The CETA marked (for the EU) significant changes in negotiating modalities in the fields of services and investment. This involved a shift in the manner in which the Parties undertake negotiated market opening commitments under the Treaty, from a WTO-GATS-type positive or hybrid list approach to a NAFTA-type negative list approach. Notwithstanding such changes, both Canada and the European Union have secured under the CETA negotiated outcomes fully aligned to – and wholly consistent with – those achieved by both Parties in their preceding trade and investment agreements at the bilateral, regional or multilateral levels. Simply put, the CETA marks no change to the long-held policy of both Parties to retain full policy immunity by eschewing substantive disciplines and market opening commitments in matters of culture and publicly- funded education services. In the case of Canada, however, an absence of reservations targeting measures governing privately-funded education services suggests that CETA has generated a WTOplus outcome in liberalization terms. The EU, for its part, has sought to preserve full policy immunity in regard to future measures governing both publicly- and privately-funded education services.

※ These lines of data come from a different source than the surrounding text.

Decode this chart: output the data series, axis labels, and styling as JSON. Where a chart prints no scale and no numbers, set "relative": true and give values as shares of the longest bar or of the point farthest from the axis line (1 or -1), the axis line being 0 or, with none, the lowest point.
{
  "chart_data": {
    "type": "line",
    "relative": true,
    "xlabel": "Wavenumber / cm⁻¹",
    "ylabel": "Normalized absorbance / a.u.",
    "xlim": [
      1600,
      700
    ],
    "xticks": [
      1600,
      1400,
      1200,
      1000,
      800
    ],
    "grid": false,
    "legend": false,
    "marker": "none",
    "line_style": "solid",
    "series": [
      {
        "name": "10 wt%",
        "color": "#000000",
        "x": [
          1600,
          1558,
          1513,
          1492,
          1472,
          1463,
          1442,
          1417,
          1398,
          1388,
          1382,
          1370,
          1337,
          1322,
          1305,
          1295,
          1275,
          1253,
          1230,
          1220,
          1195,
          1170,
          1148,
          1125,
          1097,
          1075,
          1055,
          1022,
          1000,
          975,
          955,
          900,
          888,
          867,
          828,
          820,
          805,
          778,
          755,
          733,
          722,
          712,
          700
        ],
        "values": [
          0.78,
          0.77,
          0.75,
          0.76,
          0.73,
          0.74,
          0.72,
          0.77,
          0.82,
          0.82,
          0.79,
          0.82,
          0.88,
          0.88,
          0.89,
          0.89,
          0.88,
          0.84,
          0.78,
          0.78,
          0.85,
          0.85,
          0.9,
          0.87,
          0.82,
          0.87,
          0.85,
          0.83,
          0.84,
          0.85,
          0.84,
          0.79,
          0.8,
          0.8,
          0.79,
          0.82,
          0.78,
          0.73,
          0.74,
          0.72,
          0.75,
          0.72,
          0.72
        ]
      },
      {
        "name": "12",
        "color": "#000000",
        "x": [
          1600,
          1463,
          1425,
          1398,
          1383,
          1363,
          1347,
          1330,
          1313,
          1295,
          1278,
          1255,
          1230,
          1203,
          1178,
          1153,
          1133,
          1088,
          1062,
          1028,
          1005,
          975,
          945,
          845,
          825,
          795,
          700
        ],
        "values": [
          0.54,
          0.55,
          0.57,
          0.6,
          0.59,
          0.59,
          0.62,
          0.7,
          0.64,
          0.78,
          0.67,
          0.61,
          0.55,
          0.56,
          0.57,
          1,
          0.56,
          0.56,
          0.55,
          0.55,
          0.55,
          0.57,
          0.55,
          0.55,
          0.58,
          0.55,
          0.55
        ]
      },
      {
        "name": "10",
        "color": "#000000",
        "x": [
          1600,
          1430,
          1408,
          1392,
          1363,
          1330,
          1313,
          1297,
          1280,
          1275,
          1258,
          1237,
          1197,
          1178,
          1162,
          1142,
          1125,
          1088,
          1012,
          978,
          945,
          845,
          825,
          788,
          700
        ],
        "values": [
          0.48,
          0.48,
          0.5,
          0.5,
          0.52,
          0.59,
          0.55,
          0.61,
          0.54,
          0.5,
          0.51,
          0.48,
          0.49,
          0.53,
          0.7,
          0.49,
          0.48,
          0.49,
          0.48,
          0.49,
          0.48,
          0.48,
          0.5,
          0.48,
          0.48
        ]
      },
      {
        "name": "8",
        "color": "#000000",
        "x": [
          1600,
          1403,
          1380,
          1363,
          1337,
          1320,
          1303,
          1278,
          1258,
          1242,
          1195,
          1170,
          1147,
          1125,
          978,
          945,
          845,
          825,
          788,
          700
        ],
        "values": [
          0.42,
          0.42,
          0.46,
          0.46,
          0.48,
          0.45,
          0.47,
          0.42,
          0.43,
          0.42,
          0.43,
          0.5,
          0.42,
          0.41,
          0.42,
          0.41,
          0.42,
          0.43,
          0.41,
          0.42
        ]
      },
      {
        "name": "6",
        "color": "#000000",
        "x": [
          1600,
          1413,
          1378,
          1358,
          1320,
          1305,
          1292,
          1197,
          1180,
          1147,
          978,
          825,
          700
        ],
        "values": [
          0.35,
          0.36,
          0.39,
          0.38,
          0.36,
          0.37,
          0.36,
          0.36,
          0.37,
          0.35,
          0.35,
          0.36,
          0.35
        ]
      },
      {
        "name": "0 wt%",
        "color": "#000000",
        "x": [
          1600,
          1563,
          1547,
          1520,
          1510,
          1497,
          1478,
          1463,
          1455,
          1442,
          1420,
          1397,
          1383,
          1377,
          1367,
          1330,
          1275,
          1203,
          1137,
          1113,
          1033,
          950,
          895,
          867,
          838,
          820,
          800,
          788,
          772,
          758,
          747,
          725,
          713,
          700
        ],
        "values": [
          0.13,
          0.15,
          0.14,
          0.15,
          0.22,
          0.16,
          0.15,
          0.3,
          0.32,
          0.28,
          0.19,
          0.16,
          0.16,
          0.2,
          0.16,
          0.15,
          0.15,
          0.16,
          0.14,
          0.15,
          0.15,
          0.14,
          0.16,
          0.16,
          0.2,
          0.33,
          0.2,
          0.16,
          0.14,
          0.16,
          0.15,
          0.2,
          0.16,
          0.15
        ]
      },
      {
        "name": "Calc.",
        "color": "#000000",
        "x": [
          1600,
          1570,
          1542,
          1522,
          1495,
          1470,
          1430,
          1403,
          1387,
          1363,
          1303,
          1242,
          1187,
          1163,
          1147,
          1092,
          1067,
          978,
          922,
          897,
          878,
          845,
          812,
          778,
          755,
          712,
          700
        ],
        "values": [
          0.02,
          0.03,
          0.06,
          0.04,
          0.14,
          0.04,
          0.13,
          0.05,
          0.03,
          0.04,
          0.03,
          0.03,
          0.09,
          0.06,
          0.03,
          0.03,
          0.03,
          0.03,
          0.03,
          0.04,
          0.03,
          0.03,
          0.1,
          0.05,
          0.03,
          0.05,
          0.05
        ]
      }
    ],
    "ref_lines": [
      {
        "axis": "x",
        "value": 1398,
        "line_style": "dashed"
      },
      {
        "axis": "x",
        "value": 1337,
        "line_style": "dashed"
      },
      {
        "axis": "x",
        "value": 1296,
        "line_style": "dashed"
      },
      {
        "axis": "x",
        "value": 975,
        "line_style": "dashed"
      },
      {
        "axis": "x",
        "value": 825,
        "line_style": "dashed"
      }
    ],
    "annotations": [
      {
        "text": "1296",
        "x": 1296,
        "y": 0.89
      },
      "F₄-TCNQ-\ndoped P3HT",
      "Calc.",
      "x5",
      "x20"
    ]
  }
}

In the case of audiovisual services (for the EU) and cultural industries (for Canada), the CETA’s preamble affirms both Parties’ commitments as signatories of the UNESCO Convention on the Protection and Promotion of the Diversity of Cultural Expressions. The Preamble further recalls the sovereign right of states to preserve, develop and implement their cultural policies, and to support their cultural industries for the purpose of strengthening the diversity of cultural expressions, and preserving their cultural identity, including through the use of regulatory measures and financial support.
Beyond the treaty’s preambular provisions, both Parties have sought to preserve, including for purposes of future policy changes, full policy immunity in matters of cultural policy. They have done so through an explicit carve-out of the sector from the scope of the Agreement’s chapters dealing with Subsidies (Chapter 7), Investment (Chapter 8), Cross-Border Trade in Services (Chapter 9), Domestic Regulation (Chapter 12) and Government Procurement (Chapter 19).
In the case of education services, for which, unlike culture-related matters, no sectorspecific exclusion exists under the CETA, the Parties have pursued a two-track approach. This has consisted of: (i) carving out from the ambit of the CETA’s Investment and Cross-Border Trade in Services chapters activities carried out or supplied in the exercise of governmental authority, the latter being defined, as in the manner of Article 1.3(b) and (c) of the World Trade Organization’s (WTO) General Agreement on Trade in Services (GATS) and of all preferential trade agreements of which Canada and the European Union are Parties, as activities or services that are “not supplied on a commercial basis nor in competition with one or more service suppliers”; and (ii) lodging, where necessary, negative list reservations against specific treaty obligations allowing the maintenance of existing – or the introduction of new – non-conforming measures (i.e. measures that violate core treaty obligations) in the sector.
With both Canada and the EU driven by defensive negotiating impulses in the educational and cultural fields, the CETA represented a missed opportunity to deepen complimentary and non-binding forms of cooperation between the Parties with a view to facilitating the mobility of artists and their creations as well as students and researchers in parallel to the CETA. Such cooperation continues to take place outside of – and wholly disconnected from – a trade policy setting.
Moving forward, consideration should be given to anchoring deepened forms of cooperation in matters of culture and education around the newly created opportunities flowing from trade- and investment-led integration. The EU-CARIFORUM Agreement took innovative first steps in this direction. Significant confidence-building scope exists to do more in an area traditionally laden with adverse attitudes towards trade governance. A welcome step in this direction was taken through Article 16 of the Strategic Partnership Agreement between the European Union and its Member States, of the one part, and Canada, of the other part, signed the same day as CETA.
Taking concrete steps towards innovative forms of cultural and educational diplomacy to trade-led forms of economic rapprochement – for instance through the CETA-related launch of a transatlantic scholarship scheme promoting enhanced academic cooperation, mobility and mutual learning on issues of common interest to the Parties, could help build needed bridges with civil society and offer a concrete illustration of the benefits that the desire for deeper and closer ties embedded in preferential economic relations can make possible.